The plea that if Federal censorship is applied to films, it should be applied to dramas, breaks down at several points. Dramas travel in memories of actors, not in commercial cans, and vary as rendered by different actors and in different places. Theaters need censorship, but it should be local censorship connected up with some bureau of information and warning. The film cans are as much an interstate matter as the cans of beef to which the Federal Government wisely applies “prepublicity censorship.”
That, and an mention of how the commission would work in terms of rejection of a film, which not only bears resemblance to the more modern MPAA, but also to online video platforms such as YouTube.

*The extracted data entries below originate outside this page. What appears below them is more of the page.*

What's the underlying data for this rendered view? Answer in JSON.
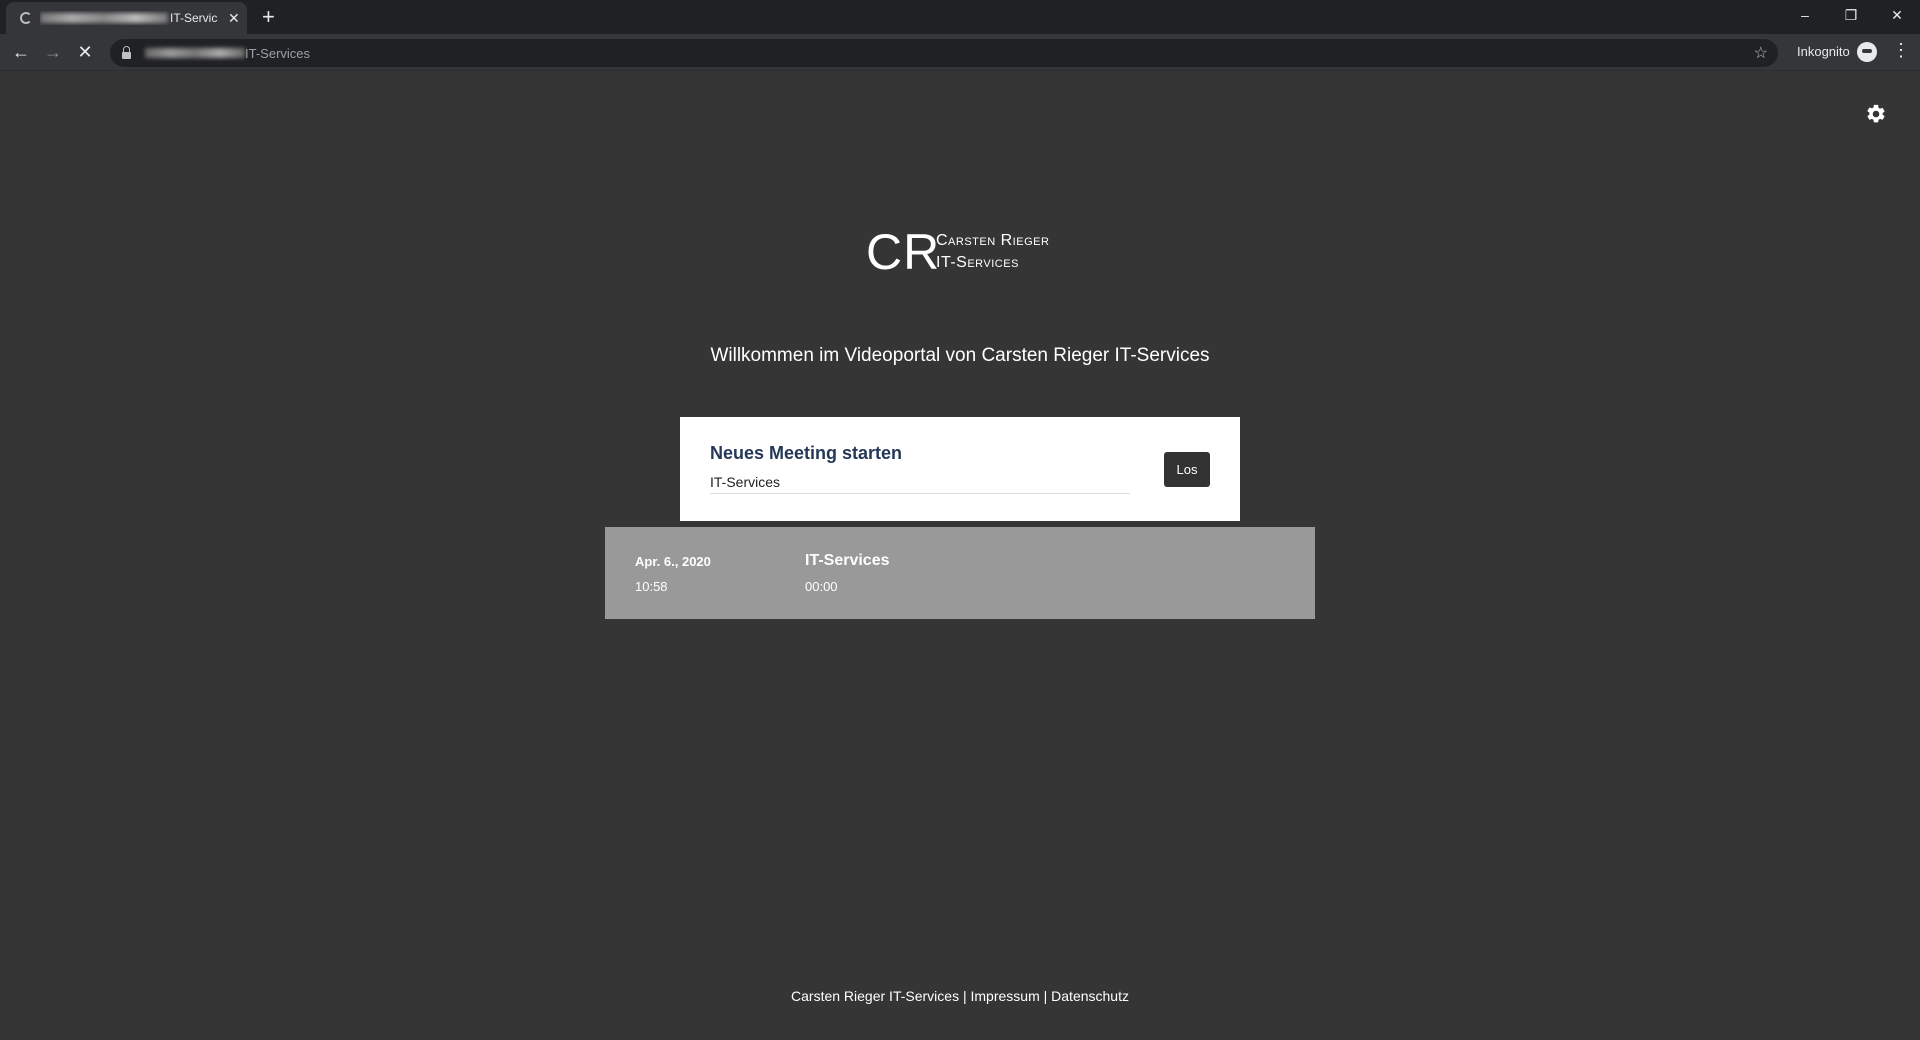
{
  "browser": {
    "tab_title_suffix": "IT-Servic",
    "new_tab_symbol": "+",
    "url_suffix": "IT-Services",
    "incognito_label": "Inkognito",
    "window_controls": {
      "minimize": "–",
      "maximize": "❐",
      "close": "✕"
    }
  },
  "header": {
    "settings_icon": "gear-icon"
  },
  "logo": {
    "initials": "CR",
    "line1": "Carsten Rieger",
    "line2": "IT-Services"
  },
  "welcome_text": "Willkommen im Videoportal von Carsten Rieger IT-Services",
  "meeting_card": {
    "title": "Neues Meeting starten",
    "input_value": "IT-Services",
    "button_label": "Los"
  },
  "recent_meetings": [
    {
      "date": "Apr. 6., 2020",
      "time": "10:58",
      "name": "IT-Services",
      "duration": "00:00"
    }
  ],
  "footer": {
    "company": "Carsten Rieger IT-Services",
    "separator": "|",
    "impressum": "Impressum",
    "datenschutz": "Datenschutz"
  }
}
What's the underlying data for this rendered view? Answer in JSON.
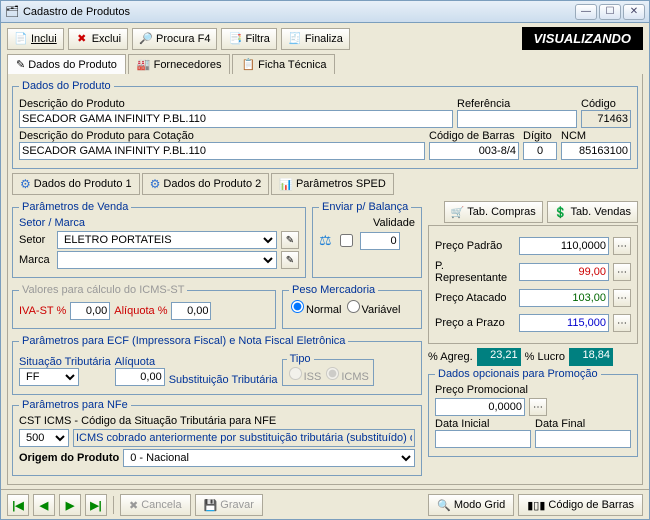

If any film is rejected, the commission must clearly set forth what part or parts are objected to and why, and the film may be presented again for license if these parts are removed.
Ultimately, this revision to the Smith-Hughes act didn’t come to pass. But it did serve as a severe warning as to how bad the backlash of the wild west film industry would be, with pressure from the churches, and from the government. Primarily in the name of protecting the children, by a desire to force standards of decency onto producers.
What fascinates me is how this attempt to amend the Smith-Hughes Act isn’t all that known to this day. And yet it set the groundwork for most, if not all, of the arguments to be made for and against film censorship. Arguments still made to this day. The event is significant not just because of the prevention of what almost occurred (though in hindsight, it ended up delaying what would later occur), but the statements made for and against. Not to mention a giant fucking dose of Orwellian propaganda thrown in there.
There is one other thing worth pointing out about this event. At two different times during the discussion for the act revision, it is stated that D.W. Griffith’s film The Birth of a Nation is historically accurate and worth watching for educational purposes. Another indication that people back then weren’t as educated as they should be, and thus more prone to propaganda meant to divide and inspire contempt for the fellow citizen. The thing is, that can work both ways. Failure to educate on other subjects that films falsely depict can carry similar consequences. Like with Remember the Titans. Or even Braveheart.
Firstly, the historical movies have a greater appeal than objective scholarly books and articles, or well-researched popular history books. Most people do not read academic history texts and engage in the research. Neither do I expect people to start doing so. Yet many people rely on history to inform them about their own identity, as well as cultural choices or preferences.
Thus, if people can be influenced to make purchases, and think about themselves, based on what they saw in a movie that presents untruths, then historical inaccuracies are very dangerous indeed.